Backgroundand objectives The authors have previously used miRNA analysis in the peripheral blood of patients with SLE to identify novel molecular pathways contributing to immune response deregulation. As disease phenotype results from gene expression changes not only in the immune effector cells but also in the target organs, the authors sought to identify novel genes within the kidney in lupus nephritis.

Materials and methods The authors isolated RNA from renal biopsy samples of 12 subjects with proliferative or membranous lupus nephritis and five healthy controls. MiRNA expression was analysed by TaqMan Low Density Arrays (TLDA human miRNA v1.0).
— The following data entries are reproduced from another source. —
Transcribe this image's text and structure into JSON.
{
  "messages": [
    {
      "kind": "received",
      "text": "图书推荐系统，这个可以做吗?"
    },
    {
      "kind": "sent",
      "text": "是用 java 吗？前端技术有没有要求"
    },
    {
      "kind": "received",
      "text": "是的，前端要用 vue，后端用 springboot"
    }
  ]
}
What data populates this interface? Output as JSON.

Two different bioinformatic algorithms (TargetScan, PicTar) were used for the prediction of the gene targets of selected differentially expressed microRNAs. Experimental validation of the miRNA-gene target interaction was performed by luciferase assay and real-time PCR analysis. MicroRNA expression levels were monitored in kidney extracts from 2 months and 6 months lupus-prone (NZB/W F1) mice by real-time PCR.
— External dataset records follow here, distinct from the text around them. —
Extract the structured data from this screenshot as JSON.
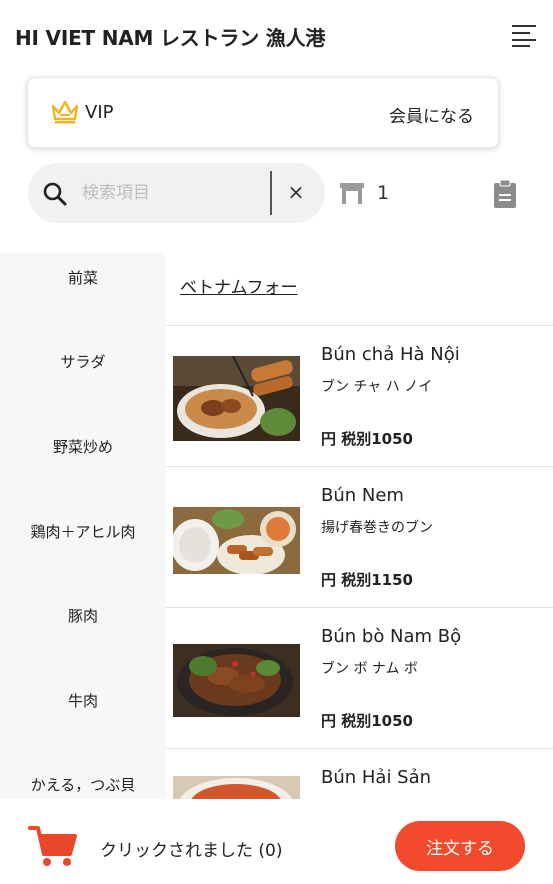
{
  "header": {
    "title": "HI VIET NAM レストラン 漁人港",
    "menu_icon": "menu-icon"
  },
  "vip": {
    "label": "VIP",
    "join_label": "会員になる",
    "crown_color": "#f0b323"
  },
  "search": {
    "placeholder": "検索項目",
    "value": "",
    "clear_label": "×"
  },
  "table": {
    "number": "1"
  },
  "sidebar": {
    "categories": [
      {
        "label": "前菜"
      },
      {
        "label": "サラダ"
      },
      {
        "label": "野菜炒め"
      },
      {
        "label": "鶏肉＋アヒル肉"
      },
      {
        "label": "豚肉"
      },
      {
        "label": "牛肉"
      },
      {
        "label": "かえる，つぶ貝"
      }
    ]
  },
  "menu": {
    "section_title": "ベトナムフォー",
    "items": [
      {
        "name": "Bún chả Hà Nội",
        "sub": "ブン チャ ハ ノイ",
        "price": "円 税别1050"
      },
      {
        "name": "Bún Nem",
        "sub": "揚げ春巻きのブン",
        "price": "円 税别1150"
      },
      {
        "name": "Bún bò Nam Bộ",
        "sub": "ブン ボ ナム ボ",
        "price": "円 税别1050"
      },
      {
        "name": "Bún Hải Sản",
        "sub": "",
        "price": ""
      }
    ]
  },
  "footer": {
    "clicked_label": "クリックされました (0)",
    "order_label": "注文する",
    "accent": "#f24a2c"
  }
}
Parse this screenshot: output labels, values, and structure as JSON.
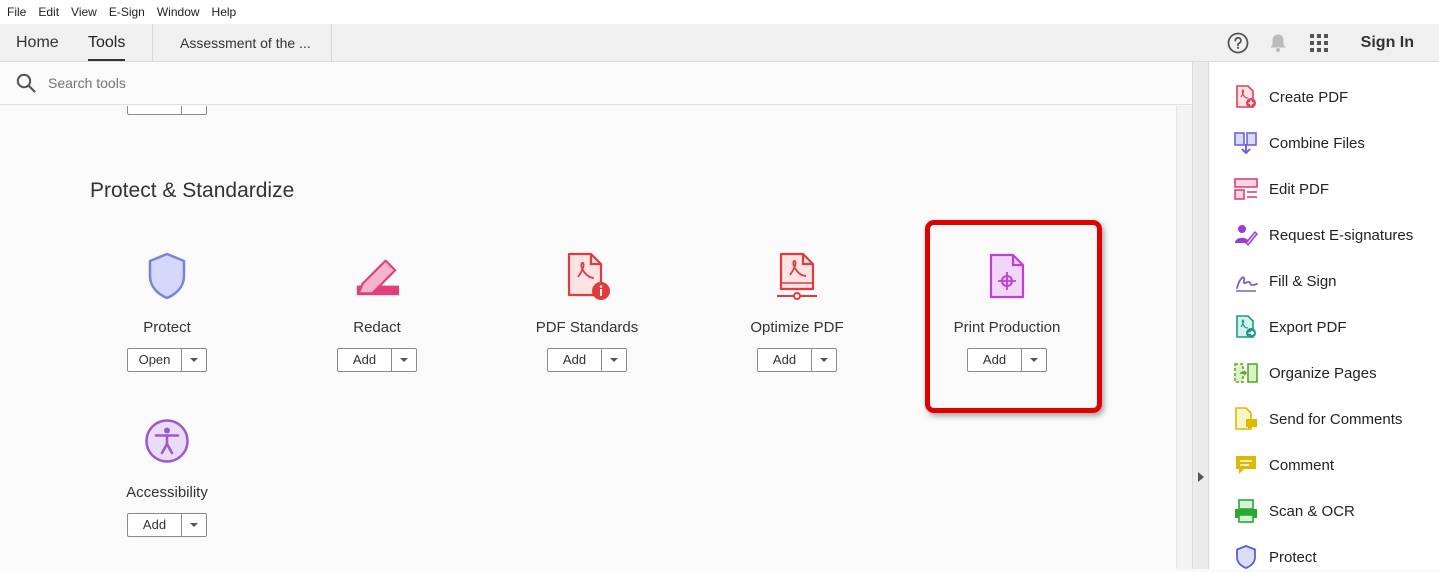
{
  "menu": [
    "File",
    "Edit",
    "View",
    "E-Sign",
    "Window",
    "Help"
  ],
  "tabs": {
    "home": "Home",
    "tools": "Tools",
    "document": "Assessment of the ..."
  },
  "header": {
    "sign_in": "Sign In"
  },
  "search": {
    "placeholder": "Search tools"
  },
  "partial_button": {
    "label": "Add"
  },
  "section": {
    "title": "Protect & Standardize"
  },
  "tools": [
    {
      "label": "Protect",
      "button": "Open",
      "icon": "shield-icon",
      "color": "#7b7fe0"
    },
    {
      "label": "Redact",
      "button": "Add",
      "icon": "redact-marker-icon",
      "color": "#e0407a"
    },
    {
      "label": "PDF Standards",
      "button": "Add",
      "icon": "pdf-standards-icon",
      "color": "#e03c3c"
    },
    {
      "label": "Optimize PDF",
      "button": "Add",
      "icon": "optimize-pdf-icon",
      "color": "#e03c3c"
    },
    {
      "label": "Print Production",
      "button": "Add",
      "icon": "print-production-icon",
      "color": "#c23cd6"
    },
    {
      "label": "Accessibility",
      "button": "Add",
      "icon": "accessibility-icon",
      "color": "#9b59d0"
    }
  ],
  "right_panel": {
    "items": [
      {
        "label": "Create PDF",
        "icon": "create-pdf-icon",
        "color": "#e0405a"
      },
      {
        "label": "Combine Files",
        "icon": "combine-files-icon",
        "color": "#6b63e0"
      },
      {
        "label": "Edit PDF",
        "icon": "edit-pdf-icon",
        "color": "#e0407a"
      },
      {
        "label": "Request E-signatures",
        "icon": "request-esignatures-icon",
        "color": "#9b3cd6"
      },
      {
        "label": "Fill & Sign",
        "icon": "fill-sign-icon",
        "color": "#7b5fd6"
      },
      {
        "label": "Export PDF",
        "icon": "export-pdf-icon",
        "color": "#1a9a8a"
      },
      {
        "label": "Organize Pages",
        "icon": "organize-pages-icon",
        "color": "#5aa820"
      },
      {
        "label": "Send for Comments",
        "icon": "send-for-comments-icon",
        "color": "#e0b800"
      },
      {
        "label": "Comment",
        "icon": "comment-icon",
        "color": "#e0b800"
      },
      {
        "label": "Scan & OCR",
        "icon": "scan-ocr-icon",
        "color": "#2aa830"
      },
      {
        "label": "Protect",
        "icon": "protect-icon",
        "color": "#5a5fd6"
      }
    ]
  },
  "highlight_color": "#e00000"
}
Results A 24-microRNA signature defines human lupus nephritis with 9 microRNAs up-regulated and 15 microRNAs down-regulated compared to normal tissue. Among them, miR-422a exhibited the highest up-regulation (17.2-fold) relative to control tissues. Bioinformatic analysis predicted that miR-422a has a binding site in the 3'UTR of kallikrein 4 (KLK4) gene. Overexpression of miR-422a suppressed by 65% KLK4 luciferase activity and by 82% KLK4 mRNA levels in 293 cells. In order to monitor miR-422a/KLK4 expression during lupus nephritis progression, the authors used NZB/W F1 lupus prone mice. During early stages (2 months old NZB/W F1 mice) miR-422a was 4.1-fold up-regulated, while KLK4 mRNA levels were 3.4-fold down-regulated while at later stages (6 months) miR-422a was 9.4-fold up-regulated and KLK4 mRNA levels were 7.6-fold down-regulated. Experiments using antagomirs for miR-422 to further define its contribution to nephritis together with the construction of gene networks -by combining peripheral blood and renal microRNA data, are in progress.

Conclusions The kallikrein family of genes has an important role in regulating inflammation, apoptosis, coagulation and fibrosis in the kidneys. Our data implicate regulation of KLK4 by miR-422a as a key pathogenetic event in lupus nephritis and suggest a potentially protective role of these genes in immune-mediated renal disease.